"Bir veli için gayba ait işleri keşfetmesi, böylece kötü olaylardan sakınması ve faydalı şeyleri ele geçirmesi şart degildir.
-Çünkü bu durum Hz. Peygamber [sallallahu aleyhi vesellem] için bile olmamışken, veli için nasıl olur?
-Bilakis veli, halkın başına gelen ilahi tecellilerle yüz yüze gelir; onların başına gelen velinin de başına gelir.
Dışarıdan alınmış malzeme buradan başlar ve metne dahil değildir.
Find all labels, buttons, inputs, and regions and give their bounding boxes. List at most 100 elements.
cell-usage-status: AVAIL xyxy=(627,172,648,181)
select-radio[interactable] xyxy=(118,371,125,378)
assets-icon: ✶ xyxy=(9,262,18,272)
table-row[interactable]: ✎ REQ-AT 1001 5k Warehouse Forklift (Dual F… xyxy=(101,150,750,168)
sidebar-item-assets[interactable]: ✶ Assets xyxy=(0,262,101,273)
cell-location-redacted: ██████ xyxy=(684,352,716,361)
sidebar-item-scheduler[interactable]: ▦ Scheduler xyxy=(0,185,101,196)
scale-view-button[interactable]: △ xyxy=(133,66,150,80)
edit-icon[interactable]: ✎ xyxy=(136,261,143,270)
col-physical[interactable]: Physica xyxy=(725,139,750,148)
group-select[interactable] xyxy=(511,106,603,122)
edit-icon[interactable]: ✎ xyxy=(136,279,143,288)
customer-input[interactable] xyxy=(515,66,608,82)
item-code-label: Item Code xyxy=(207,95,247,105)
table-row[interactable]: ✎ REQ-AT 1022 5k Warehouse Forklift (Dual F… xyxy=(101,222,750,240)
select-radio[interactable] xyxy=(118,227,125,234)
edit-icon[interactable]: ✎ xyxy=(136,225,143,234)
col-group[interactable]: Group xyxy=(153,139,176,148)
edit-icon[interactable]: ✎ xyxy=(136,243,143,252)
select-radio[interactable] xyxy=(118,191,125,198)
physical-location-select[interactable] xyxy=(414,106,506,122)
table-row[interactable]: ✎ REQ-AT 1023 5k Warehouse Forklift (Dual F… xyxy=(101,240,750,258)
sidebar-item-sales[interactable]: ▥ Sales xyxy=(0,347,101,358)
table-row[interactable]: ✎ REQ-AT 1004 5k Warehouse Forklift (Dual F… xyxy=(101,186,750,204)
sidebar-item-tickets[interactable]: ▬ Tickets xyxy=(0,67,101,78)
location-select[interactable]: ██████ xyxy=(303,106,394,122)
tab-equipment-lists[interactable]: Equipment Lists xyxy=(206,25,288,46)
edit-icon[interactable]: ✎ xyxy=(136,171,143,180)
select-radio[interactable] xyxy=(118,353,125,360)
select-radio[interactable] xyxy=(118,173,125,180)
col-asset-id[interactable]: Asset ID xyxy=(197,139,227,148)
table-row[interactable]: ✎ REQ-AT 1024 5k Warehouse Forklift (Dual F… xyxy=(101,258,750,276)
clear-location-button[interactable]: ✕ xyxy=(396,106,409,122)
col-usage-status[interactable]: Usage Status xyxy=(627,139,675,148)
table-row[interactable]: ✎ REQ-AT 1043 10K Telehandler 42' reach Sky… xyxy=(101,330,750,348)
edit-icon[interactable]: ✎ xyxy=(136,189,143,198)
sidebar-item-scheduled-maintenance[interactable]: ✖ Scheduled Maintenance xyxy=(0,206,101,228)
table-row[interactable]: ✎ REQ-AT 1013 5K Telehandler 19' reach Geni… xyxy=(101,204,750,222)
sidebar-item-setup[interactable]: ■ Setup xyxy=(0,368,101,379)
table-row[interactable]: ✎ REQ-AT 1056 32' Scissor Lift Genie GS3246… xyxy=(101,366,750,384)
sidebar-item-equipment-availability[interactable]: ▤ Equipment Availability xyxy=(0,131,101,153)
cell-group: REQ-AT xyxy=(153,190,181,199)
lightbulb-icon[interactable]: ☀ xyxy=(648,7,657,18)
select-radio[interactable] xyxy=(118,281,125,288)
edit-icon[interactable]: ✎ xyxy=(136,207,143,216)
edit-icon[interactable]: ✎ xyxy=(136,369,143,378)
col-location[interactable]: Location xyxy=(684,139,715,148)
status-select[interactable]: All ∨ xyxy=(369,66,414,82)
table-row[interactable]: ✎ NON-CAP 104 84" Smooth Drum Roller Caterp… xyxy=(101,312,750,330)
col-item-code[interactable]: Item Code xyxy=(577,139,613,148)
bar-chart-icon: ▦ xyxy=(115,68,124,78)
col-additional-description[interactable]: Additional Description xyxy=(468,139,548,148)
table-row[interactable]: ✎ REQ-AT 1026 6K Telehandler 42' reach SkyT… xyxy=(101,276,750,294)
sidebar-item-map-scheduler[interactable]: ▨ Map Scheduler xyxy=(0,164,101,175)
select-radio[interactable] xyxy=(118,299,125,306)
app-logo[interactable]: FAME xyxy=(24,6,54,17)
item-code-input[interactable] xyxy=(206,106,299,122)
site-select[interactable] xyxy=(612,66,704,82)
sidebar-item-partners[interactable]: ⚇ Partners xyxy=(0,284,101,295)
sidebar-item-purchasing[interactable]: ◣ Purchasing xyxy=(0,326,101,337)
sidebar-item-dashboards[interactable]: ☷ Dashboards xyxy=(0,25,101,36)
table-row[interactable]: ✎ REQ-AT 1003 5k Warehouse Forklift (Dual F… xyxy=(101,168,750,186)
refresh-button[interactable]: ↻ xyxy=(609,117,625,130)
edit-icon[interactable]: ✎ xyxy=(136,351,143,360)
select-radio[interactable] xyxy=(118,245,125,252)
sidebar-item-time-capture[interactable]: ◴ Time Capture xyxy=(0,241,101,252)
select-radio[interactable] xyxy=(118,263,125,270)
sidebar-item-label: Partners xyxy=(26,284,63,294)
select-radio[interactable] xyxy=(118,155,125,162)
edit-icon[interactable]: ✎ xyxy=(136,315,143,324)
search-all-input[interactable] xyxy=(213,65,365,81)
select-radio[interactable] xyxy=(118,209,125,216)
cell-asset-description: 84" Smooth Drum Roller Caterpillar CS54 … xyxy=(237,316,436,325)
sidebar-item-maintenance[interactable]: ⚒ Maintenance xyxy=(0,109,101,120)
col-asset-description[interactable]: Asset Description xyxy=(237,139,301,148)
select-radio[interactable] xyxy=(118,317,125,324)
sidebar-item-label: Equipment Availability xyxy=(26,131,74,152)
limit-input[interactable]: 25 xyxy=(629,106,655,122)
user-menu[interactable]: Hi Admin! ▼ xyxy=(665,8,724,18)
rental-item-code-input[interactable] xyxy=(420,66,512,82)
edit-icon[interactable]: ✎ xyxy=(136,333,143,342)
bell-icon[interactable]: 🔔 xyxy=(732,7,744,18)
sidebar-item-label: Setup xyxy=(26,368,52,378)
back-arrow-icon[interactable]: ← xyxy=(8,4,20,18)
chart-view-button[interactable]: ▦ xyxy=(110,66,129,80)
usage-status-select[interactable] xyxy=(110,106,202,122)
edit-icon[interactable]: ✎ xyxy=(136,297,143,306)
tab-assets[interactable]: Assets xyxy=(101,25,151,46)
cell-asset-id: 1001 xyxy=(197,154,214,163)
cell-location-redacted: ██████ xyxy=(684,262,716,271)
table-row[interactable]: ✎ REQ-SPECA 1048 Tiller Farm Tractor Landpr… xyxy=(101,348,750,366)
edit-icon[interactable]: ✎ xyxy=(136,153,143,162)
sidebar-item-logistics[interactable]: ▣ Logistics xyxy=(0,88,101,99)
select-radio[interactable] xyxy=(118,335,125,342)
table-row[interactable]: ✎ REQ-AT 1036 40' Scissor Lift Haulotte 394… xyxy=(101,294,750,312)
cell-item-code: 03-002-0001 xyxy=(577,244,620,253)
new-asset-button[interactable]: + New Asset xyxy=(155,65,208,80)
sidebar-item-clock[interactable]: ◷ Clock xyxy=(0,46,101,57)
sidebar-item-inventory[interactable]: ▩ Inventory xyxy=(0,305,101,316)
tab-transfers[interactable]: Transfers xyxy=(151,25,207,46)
-Evet, veli de kaderin acı tatlı tecellileriyle yüz yüze gelir, fakat velinin iç alemi başına gelen tecellilere karşı kızmaktan veya rahmetten ümidini kesmekten korunmuştur.
-Veli, başına gelen her şeyi rıza ve teslimiyetle karşılar.
-Kim velide gaybı bilmeyi ve hiçbir sıkıntıya düşmemeyi şart görürse o kimse, zamanındaki velilerin bereketinden mahrum kalır.
En dogrusunu Allah Teala bilir."
~
Bir zat, kırk yıl Harem’de (Mekke’de) kaldı. Sürekli, “Lebbeyk, buyur Allahım sana geldim!” diyordu; gizli bir ses ona, “Senin için huzurumuzda buyur yok, sana saadet de yok; senin haccın reddedilmiştir!” karşılığı veriyordu. O da sürekli, “Sana geldim Ya Rabb’i” diye telbiyeye devam ediyordu. Kendisine, bu halinin sebebi sorulunca şöyle dedi:
“Burası O’nun kapısıdır; ondan başka bir kapı yok ki ona yöneleyim (ölene kadar O’na yalvarmaya devam edeceğim)” dedi. Bunu üzerine Cenâb-ı Hak onu kabul ederek, “Buyur kulum, huzurumuzda kabul gördün!” dedi, duasına karşılık verdi.